He had lost. The ambulance moved away.

I was frequently in La Panne after that day. I got to know well the
road from Dunkirk, with its bordering of mud and ditch, its heavy
transports, its grey gunboats in the canals that followed it on one
side, its long lines of over-laden soldiers, its automobiles that
travelled always at top speed. I saw pictures that no artist will ever
paint--of horrors and beauties, of pathos and comedy; of soldiers
washing away the filth of the trenches in the cold waters of canals
and ditches; of refugees flying by day from the towns, and returning
at night to their ruined houses to sleep in the cellars; of long
processions of Spahis, Arabs from Algeria, silhouetted against the
flat sky line against a setting sun, their tired horses moving slowly,
with drooping heads, while their riders, in burnoose and turban, rode
with loose reins; of hostile aƫroplanes sailing the afternoon breeze
like lazy birds, while shells from the anti-aircraft guns burst
harmlessly below them in small balloon-shaped clouds of smoke.

But never in all that time did I overcome the sense of unreality, and
always I was obsessed by the injustice, the wanton waste and cost and
injustice of it all.
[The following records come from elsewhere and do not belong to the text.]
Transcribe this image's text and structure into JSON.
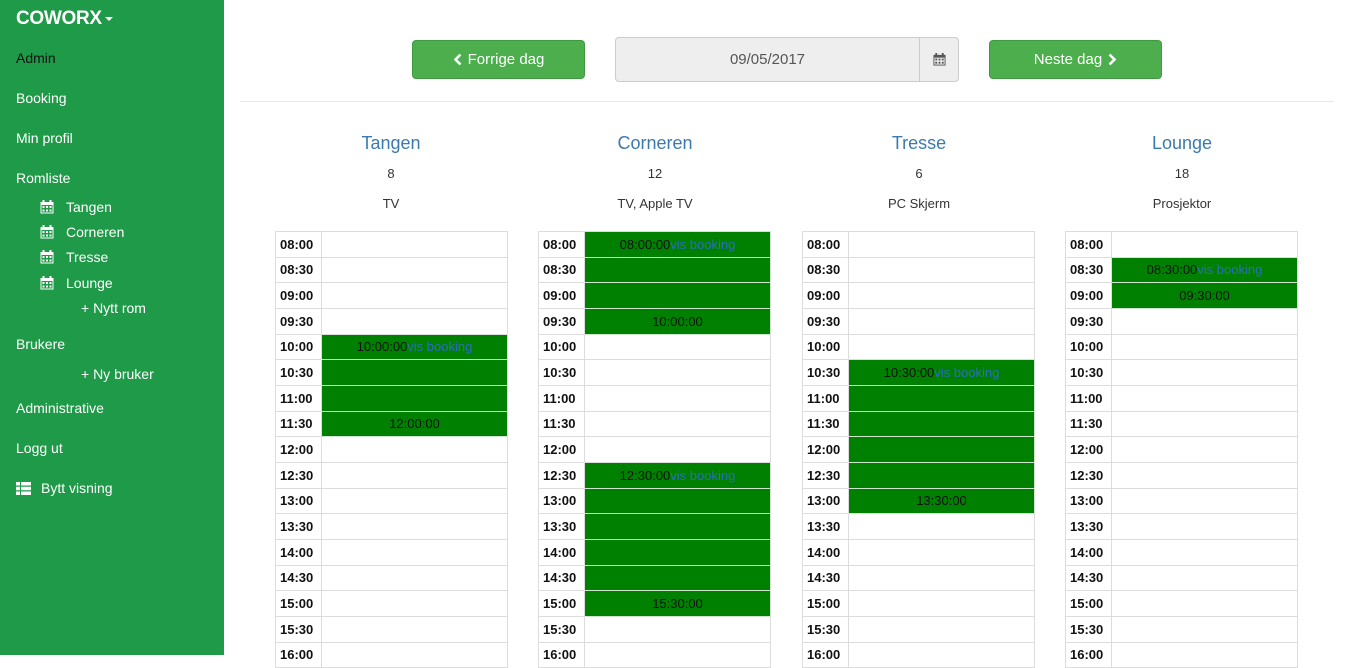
{
  "brand": "COWORX",
  "sidebar": {
    "items": [
      "Admin",
      "Booking",
      "Min profil",
      "Romliste"
    ],
    "rooms": [
      "Tangen",
      "Corneren",
      "Tresse",
      "Lounge"
    ],
    "add_room": "+ Nytt rom",
    "users": "Brukere",
    "add_user": "+ Ny bruker",
    "administrative": "Administrative",
    "logout": "Logg ut",
    "switch_view": "Bytt visning",
    "icons": {
      "room": "calendar-icon",
      "switch_view": "list-icon"
    }
  },
  "toolbar": {
    "prev_label": "Forrige dag",
    "next_label": "Neste dag",
    "date": "09/05/2017",
    "icons": {
      "prev": "chevron-left-icon",
      "next": "chevron-right-icon",
      "date": "calendar-icon"
    }
  },
  "times": [
    "08:00",
    "08:30",
    "09:00",
    "09:30",
    "10:00",
    "10:30",
    "11:00",
    "11:30",
    "12:00",
    "12:30",
    "13:00",
    "13:30",
    "14:00",
    "14:30",
    "15:00",
    "15:30",
    "16:00"
  ],
  "link_label": "vis booking",
  "booking_color": "#008000",
  "rooms": [
    {
      "name": "Tangen",
      "capacity": "8",
      "equipment": "TV",
      "cells": [
        {
          "b": 0
        },
        {
          "b": 0
        },
        {
          "b": 0
        },
        {
          "b": 0
        },
        {
          "b": 1,
          "text": "10:00:00",
          "link": true
        },
        {
          "b": 1
        },
        {
          "b": 1
        },
        {
          "b": 1,
          "text": "12:00:00"
        },
        {
          "b": 0
        },
        {
          "b": 0
        },
        {
          "b": 0
        },
        {
          "b": 0
        },
        {
          "b": 0
        },
        {
          "b": 0
        },
        {
          "b": 0
        },
        {
          "b": 0
        },
        {
          "b": 0
        }
      ]
    },
    {
      "name": "Corneren",
      "capacity": "12",
      "equipment": "TV, Apple TV",
      "cells": [
        {
          "b": 1,
          "text": "08:00:00",
          "link": true
        },
        {
          "b": 1
        },
        {
          "b": 1
        },
        {
          "b": 1,
          "text": "10:00:00"
        },
        {
          "b": 0
        },
        {
          "b": 0
        },
        {
          "b": 0
        },
        {
          "b": 0
        },
        {
          "b": 0
        },
        {
          "b": 1,
          "text": "12:30:00",
          "link": true
        },
        {
          "b": 1
        },
        {
          "b": 1
        },
        {
          "b": 1
        },
        {
          "b": 1
        },
        {
          "b": 1,
          "text": "15:30:00"
        },
        {
          "b": 0
        },
        {
          "b": 0
        }
      ]
    },
    {
      "name": "Tresse",
      "capacity": "6",
      "equipment": "PC Skjerm",
      "cells": [
        {
          "b": 0
        },
        {
          "b": 0
        },
        {
          "b": 0
        },
        {
          "b": 0
        },
        {
          "b": 0
        },
        {
          "b": 1,
          "text": "10:30:00",
          "link": true
        },
        {
          "b": 1
        },
        {
          "b": 1
        },
        {
          "b": 1
        },
        {
          "b": 1
        },
        {
          "b": 1,
          "text": "13:30:00"
        },
        {
          "b": 0
        },
        {
          "b": 0
        },
        {
          "b": 0
        },
        {
          "b": 0
        },
        {
          "b": 0
        },
        {
          "b": 0
        }
      ]
    },
    {
      "name": "Lounge",
      "capacity": "18",
      "equipment": "Prosjektor",
      "cells": [
        {
          "b": 0
        },
        {
          "b": 1,
          "text": "08:30:00",
          "link": true
        },
        {
          "b": 1,
          "text": "09:30:00"
        },
        {
          "b": 0
        },
        {
          "b": 0
        },
        {
          "b": 0
        },
        {
          "b": 0
        },
        {
          "b": 0
        },
        {
          "b": 0
        },
        {
          "b": 0
        },
        {
          "b": 0
        },
        {
          "b": 0
        },
        {
          "b": 0
        },
        {
          "b": 0
        },
        {
          "b": 0
        },
        {
          "b": 0
        },
        {
          "b": 0
        }
      ]
    }
  ]
}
The baby at La Panne--why should it go through
life on stumps instead of legs? The boyish officer--why should he have
died? The little sixteen-year-old soldier who had been blinded and who
sat all day by the phonograph, listening to Madame Butterfly,
Tipperary, and Harry Lauder's A Wee Deoch-an'-Doris--why should he
never see again what I could see from the window beside him, the
winter sunset over the sea, the glistening white of the sands, the
flat line of the surf as it crept in to the sentries' feet? Why? Why?